Genotype in MUC5B-Promoter Polymorphism and Chronic Lung Allograft Dysfunction (CLAD) in a German Cohort: Preliminary Results

Abstract

The long-term survival of lung transplant recipients is significantly limited by the occurrence of chronic lung allograft dysfunction (CLAD). A single nucleotide polymorphism (SNP) in the promoter region of the MUC5B-gene (rs35705950) has been identified as an independent risk factor for the development of idiopathic pulmonary fibrosis (IPF).
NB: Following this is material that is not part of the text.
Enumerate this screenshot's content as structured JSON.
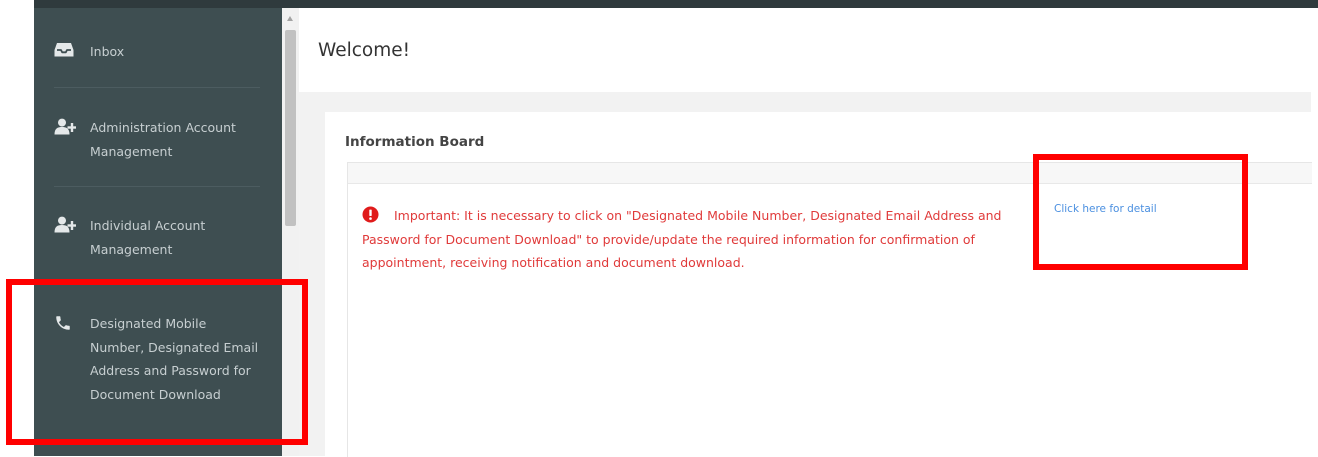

Moreover, MUC5B genotype is associated with survival in IPF patients. Aim of the study was to investigate whether the development of CLAD is associated with genotype in MUC5B-promoter polymorphism. 73 patients, who underwent lung transplantation from 1998 to 2015 for several indications, and 50 healthy controls were retrospectively studied. CLAD was defined as persistent decline of FEV1 to < 80 % of the post-transplant baseline. MUC5B rs35705950 SNP genotype was detected by real time PCR and pyrosequencing. During the follow-up period of 8 ± 4 years, 51 % of patients developed CLAD. MUC5B rs35705950 alleles were in Hardy-Weinberg equilibrium and genotype distribution did not differ between healthy controls and transplant recipients. 53 % of the patients carrying the GG genotype and 40 % of the patients carrying the GT genotype group developed CLAD (p=0.398). No correlation between MUC5B rs35705950 genotype and age, gender, lung function tests and survival was found. In our cohort, genotype in the MUC5B-promoter polymorphism was not associated with the development of CLAD or survival.